You might think your weekend baseball coaching or your church choir participation shows you’re an interesting and well-rounded person, but they’re irrelevant. If the interviewer wants to know who you are as a person, aside from the job interview and your qualifications, he or she will ask.

6. DEGREE DATE

No matter how old you are, don’t leave the date of when you were graduated off your resume. It looks like you’re hiding something (well, you are, aren’t you?), and then everyone counts the years backwards and tries to figure out how old you are. Sometimes you can be ruled out – just for leaving the date off. If you’re trying to hide your age by not stating the date, what else might you not be forthcoming about?

7. SPELL CHECK, SPELL CHECK, SPELL CHECK

Spell checking visually by you AND someone else, any fewer than three times, isn’t enough. And don’t forget to check your punctuation.

8. RESUME VISUALS

Ivory paper. Black ink. Individual pages. No plastic, 7th grade, science report cover with the plastic slider or metal push down tabs. Your name centered at the top, not on a cover page that says “Introducing Clifton Lewis Montgomery III”. No exceptions. Your resume is a professional document, not a school book report or an art project. Until every resume is done this way, yours will still stand out in the crowd.

You are the product, and your resume is the marketing piece.

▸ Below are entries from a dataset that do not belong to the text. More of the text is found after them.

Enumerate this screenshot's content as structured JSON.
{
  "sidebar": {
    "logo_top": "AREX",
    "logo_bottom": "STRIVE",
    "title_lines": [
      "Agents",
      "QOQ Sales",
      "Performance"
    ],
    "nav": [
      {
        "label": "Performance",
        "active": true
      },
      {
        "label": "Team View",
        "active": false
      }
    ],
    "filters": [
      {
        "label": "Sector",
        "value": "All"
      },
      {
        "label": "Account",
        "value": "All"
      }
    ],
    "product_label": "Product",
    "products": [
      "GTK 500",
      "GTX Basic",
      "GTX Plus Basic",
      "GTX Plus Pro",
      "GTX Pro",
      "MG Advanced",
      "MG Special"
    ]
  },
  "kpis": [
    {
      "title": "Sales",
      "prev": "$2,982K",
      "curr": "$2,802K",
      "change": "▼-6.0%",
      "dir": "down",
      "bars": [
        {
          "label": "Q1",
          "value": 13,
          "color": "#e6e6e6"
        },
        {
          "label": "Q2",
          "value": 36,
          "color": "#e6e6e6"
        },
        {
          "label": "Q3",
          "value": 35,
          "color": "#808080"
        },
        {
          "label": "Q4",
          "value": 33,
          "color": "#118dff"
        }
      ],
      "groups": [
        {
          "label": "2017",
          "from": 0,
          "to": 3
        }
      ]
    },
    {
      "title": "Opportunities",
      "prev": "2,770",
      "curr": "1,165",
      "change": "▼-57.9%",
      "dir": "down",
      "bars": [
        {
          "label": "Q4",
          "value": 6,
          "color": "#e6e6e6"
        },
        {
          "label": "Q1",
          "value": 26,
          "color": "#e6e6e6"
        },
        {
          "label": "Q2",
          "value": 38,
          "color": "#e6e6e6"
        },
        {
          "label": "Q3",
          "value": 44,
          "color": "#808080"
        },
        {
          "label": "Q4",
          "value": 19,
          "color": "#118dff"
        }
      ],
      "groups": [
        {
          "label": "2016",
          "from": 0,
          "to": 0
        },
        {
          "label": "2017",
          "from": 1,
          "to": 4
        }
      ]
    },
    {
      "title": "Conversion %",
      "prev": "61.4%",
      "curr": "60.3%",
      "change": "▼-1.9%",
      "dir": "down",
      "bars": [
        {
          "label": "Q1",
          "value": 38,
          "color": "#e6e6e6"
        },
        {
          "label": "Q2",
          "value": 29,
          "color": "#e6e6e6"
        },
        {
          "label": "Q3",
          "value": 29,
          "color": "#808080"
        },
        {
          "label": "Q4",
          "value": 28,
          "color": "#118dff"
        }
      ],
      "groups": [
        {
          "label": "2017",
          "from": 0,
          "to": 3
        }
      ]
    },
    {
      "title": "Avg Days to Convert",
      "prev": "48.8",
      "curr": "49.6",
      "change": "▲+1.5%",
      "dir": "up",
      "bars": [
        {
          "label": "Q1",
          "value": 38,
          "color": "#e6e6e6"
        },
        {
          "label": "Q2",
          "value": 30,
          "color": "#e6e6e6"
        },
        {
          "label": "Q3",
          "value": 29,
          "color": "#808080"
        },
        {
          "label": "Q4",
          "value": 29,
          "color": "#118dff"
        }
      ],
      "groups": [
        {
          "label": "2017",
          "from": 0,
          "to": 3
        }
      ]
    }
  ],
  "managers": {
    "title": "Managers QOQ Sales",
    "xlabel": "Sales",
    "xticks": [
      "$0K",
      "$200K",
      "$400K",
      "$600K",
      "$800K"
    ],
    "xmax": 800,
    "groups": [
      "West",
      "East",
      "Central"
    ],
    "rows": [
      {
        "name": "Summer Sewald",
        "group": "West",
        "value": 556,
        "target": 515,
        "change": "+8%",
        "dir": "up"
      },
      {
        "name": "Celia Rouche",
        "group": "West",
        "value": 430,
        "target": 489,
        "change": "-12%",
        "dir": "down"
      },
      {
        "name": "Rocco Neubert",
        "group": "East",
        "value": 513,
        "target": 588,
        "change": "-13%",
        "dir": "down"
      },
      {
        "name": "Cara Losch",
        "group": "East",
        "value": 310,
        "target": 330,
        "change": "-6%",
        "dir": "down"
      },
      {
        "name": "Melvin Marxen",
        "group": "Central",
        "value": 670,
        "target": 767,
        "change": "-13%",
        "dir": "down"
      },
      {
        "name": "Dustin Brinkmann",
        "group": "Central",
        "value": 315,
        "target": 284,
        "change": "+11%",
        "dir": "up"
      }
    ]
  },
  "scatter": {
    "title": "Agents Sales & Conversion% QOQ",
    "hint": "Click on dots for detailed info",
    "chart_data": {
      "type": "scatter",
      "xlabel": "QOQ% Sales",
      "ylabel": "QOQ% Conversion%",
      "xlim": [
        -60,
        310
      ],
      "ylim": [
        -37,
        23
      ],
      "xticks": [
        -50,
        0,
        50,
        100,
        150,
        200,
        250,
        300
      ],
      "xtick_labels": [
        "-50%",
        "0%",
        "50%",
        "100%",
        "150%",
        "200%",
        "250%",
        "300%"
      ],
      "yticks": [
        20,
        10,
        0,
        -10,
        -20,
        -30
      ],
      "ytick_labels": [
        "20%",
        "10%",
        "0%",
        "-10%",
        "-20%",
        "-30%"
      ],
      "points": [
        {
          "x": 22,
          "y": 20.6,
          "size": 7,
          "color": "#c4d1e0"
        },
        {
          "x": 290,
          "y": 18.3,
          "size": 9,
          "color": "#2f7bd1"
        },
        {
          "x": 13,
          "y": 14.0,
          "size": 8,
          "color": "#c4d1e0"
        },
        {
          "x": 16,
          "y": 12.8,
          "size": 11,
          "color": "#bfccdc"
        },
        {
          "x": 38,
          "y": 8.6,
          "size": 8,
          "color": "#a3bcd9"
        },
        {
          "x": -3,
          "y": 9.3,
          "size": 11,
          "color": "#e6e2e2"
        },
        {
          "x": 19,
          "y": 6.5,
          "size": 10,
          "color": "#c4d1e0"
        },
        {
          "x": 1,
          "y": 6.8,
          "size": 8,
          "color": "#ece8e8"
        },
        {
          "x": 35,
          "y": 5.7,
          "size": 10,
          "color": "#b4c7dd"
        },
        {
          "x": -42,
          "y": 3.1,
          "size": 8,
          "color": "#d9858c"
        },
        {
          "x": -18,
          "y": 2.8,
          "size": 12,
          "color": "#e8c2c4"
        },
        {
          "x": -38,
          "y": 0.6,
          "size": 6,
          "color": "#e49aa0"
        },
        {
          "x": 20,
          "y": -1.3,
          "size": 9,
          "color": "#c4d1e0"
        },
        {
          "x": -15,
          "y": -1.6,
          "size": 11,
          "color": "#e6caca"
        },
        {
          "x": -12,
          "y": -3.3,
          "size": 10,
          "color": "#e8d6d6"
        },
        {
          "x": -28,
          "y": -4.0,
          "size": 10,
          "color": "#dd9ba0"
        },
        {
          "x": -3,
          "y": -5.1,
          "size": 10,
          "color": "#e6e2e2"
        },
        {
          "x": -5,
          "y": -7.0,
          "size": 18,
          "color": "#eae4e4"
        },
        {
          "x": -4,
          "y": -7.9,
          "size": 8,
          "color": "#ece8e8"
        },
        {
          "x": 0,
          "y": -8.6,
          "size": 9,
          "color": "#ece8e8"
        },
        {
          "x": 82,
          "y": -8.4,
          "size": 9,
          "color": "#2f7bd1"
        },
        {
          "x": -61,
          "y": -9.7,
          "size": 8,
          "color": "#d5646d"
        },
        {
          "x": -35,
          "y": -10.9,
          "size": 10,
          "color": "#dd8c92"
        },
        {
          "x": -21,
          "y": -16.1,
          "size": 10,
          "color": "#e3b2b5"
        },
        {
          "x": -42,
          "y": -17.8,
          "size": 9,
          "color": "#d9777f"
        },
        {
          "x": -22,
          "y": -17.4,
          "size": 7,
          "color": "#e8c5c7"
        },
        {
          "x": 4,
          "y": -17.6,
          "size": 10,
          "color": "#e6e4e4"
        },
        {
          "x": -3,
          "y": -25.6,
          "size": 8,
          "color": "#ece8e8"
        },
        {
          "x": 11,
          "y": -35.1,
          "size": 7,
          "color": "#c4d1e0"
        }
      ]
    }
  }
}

To find your perfect job you must differentiate yourself from the other people who will be interviewed.

Your resume must be specific, individualized, easy to skim so it invites a closer reading, and focused on the differences you’ve made with your previous companies, as well as the accomplishments you’ve achieved with – and for – them. This tells the hiring company what you can do for them – and it is about the hiring company, not you.